Inference loads are poised to grow, but service providers still anticipate a drop in price from the influx of new players. Davis isn't worried though.
He recalled Jevon's paradox — an economic principle in which a drop in price or an increase in efficiency leads to more total consumption — like when you widen a highway and traffic gets worse.
"If I make something 10 times cheaper, people won't spend 10 times less, nor will they even hold their budgets the same.
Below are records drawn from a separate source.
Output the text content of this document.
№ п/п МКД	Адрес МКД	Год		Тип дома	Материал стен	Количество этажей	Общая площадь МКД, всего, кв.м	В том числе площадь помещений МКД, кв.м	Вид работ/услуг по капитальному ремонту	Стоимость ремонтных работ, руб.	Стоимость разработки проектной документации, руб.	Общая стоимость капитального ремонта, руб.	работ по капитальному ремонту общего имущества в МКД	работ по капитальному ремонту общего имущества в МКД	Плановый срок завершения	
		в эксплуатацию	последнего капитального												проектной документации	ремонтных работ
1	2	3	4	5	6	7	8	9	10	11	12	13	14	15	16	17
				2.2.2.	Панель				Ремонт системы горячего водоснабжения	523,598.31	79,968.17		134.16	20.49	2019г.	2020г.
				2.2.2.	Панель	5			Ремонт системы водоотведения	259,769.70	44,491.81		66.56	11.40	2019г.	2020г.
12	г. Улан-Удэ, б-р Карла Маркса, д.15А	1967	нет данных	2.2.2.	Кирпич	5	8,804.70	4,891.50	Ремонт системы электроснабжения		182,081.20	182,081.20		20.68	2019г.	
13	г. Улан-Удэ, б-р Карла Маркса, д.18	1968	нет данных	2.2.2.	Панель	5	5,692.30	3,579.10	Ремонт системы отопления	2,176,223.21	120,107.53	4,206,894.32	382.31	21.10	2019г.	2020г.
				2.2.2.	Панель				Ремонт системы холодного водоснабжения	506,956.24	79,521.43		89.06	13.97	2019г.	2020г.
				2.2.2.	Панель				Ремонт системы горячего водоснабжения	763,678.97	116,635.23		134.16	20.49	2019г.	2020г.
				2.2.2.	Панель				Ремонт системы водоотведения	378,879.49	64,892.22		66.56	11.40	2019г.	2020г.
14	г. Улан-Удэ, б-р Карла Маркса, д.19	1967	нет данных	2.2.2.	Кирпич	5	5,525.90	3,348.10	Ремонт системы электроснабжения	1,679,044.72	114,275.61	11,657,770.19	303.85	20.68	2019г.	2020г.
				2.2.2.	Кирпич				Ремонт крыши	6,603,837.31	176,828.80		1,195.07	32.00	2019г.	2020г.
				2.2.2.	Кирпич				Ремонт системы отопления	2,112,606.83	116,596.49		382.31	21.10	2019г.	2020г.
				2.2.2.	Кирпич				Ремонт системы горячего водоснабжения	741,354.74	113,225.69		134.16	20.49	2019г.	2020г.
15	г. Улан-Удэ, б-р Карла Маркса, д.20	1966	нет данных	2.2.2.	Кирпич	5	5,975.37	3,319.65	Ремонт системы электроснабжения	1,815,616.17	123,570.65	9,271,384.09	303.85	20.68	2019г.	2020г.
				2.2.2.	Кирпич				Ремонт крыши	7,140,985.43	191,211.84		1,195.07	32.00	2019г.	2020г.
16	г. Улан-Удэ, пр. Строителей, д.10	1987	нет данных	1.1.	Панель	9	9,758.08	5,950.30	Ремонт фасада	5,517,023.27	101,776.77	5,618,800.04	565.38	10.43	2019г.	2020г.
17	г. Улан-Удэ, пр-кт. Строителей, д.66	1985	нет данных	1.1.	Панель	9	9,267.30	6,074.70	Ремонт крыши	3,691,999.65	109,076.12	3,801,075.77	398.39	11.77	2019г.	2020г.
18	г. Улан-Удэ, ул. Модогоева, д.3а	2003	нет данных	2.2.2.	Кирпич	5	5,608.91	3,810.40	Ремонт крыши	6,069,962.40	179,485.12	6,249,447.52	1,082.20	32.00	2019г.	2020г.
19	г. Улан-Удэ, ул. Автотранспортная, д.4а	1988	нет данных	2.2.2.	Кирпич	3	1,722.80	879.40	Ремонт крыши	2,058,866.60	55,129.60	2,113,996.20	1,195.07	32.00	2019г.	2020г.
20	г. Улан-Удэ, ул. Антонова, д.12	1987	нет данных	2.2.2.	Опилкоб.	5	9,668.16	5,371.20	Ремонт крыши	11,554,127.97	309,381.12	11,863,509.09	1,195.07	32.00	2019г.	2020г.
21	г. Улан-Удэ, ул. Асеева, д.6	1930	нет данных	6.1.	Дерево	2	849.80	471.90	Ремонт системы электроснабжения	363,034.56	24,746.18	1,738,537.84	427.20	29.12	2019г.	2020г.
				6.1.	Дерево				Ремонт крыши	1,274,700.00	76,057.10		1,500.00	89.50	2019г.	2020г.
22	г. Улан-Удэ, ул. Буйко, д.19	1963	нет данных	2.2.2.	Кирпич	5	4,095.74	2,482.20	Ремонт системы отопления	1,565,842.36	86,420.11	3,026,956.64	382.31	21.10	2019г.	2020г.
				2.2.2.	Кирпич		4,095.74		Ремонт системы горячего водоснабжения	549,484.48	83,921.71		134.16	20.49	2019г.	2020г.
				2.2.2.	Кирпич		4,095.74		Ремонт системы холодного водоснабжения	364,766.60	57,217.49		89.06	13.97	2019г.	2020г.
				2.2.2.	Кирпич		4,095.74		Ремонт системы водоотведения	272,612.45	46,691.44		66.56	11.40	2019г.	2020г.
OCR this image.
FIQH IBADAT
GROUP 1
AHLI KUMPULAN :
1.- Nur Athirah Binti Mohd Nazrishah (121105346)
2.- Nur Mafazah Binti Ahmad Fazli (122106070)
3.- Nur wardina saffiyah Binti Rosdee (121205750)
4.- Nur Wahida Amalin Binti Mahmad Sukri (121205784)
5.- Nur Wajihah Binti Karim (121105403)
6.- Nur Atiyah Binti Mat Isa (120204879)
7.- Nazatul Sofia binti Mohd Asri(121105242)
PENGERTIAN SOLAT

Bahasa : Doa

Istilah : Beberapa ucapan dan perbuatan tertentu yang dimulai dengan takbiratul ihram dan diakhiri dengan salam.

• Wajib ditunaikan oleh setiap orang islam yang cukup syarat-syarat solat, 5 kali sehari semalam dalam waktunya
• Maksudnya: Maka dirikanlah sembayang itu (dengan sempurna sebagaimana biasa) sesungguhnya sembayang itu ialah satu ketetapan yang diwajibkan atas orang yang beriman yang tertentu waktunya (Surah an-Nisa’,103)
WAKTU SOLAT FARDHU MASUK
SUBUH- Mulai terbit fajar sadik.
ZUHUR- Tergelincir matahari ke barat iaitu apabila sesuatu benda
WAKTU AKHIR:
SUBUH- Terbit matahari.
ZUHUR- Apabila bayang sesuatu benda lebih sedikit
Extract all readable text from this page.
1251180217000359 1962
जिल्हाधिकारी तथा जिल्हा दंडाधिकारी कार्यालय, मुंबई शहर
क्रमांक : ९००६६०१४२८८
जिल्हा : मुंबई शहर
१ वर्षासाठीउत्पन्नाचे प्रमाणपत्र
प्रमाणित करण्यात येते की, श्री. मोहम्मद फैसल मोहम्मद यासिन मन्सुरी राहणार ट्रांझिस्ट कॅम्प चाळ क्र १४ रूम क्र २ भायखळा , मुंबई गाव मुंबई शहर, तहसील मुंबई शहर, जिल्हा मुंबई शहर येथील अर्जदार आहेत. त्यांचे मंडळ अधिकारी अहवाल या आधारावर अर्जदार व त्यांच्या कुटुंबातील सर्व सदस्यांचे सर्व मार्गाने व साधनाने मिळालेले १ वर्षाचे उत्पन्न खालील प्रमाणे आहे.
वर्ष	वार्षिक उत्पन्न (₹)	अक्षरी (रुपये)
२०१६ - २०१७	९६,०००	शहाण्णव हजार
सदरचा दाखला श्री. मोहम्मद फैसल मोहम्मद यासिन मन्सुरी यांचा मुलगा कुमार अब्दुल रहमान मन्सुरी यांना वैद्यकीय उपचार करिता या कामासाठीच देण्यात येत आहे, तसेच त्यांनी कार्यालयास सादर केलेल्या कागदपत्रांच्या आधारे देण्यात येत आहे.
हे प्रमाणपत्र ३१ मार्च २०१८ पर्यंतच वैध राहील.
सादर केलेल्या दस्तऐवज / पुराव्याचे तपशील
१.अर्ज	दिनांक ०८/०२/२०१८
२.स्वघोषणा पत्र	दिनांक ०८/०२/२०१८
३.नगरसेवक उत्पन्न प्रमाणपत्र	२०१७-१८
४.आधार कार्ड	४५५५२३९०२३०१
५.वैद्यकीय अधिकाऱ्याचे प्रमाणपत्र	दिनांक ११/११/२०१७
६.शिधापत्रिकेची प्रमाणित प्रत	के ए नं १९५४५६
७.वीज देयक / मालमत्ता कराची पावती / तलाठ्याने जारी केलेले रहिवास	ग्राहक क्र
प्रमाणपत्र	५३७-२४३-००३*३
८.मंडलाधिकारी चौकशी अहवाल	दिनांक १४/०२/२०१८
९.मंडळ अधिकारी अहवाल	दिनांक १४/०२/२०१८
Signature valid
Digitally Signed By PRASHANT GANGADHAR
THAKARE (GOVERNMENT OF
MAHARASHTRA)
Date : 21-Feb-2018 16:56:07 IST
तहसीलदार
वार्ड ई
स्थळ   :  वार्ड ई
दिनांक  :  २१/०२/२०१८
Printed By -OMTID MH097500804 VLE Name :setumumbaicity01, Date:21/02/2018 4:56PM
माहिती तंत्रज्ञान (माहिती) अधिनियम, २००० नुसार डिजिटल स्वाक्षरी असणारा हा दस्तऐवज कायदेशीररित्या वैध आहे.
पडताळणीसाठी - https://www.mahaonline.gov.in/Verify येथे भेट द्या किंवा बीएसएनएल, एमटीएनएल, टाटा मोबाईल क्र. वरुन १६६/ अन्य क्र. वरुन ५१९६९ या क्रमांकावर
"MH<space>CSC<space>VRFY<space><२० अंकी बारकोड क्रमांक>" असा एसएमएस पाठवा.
They'll spend more," Davis said. "That makes sense because what are you doing when you make something 10 times cheaper, you're making the ROI better."
In other words, "it turns out, when you make inference cheaper, people decide to do a lot more inference," Davis said.
The ride ahead could be "bumpy" though, and not all players are likely to survive the moments of mismatch between supply and demand.
"As my old boss at Intel Andy Grove used to say, 'Let chaos reign, and then reign in the chaos'," said Sriram Viswanathan, founding managing partner at Celesta Capital and investor in SambaNova Systems.
He agrees the next few years will be wildly competitive for inference providers, but he believes the winners will be decided on merit.
"The core innovation can't be in the go-to-market, but in the performance and power of the underlying architecture," Viswanathan said.
Many of the companies selling tokens to break into the AI market aspire to more. The chip designers eventually want to sell chips to hyperscalers rather than inference to AI startups. The ultimate version of Foundry's tech is bigger too.
"If we do our job, right, you know, we will be a core part of how every GPU runs," Davis said. All roads, it seems, run through inference.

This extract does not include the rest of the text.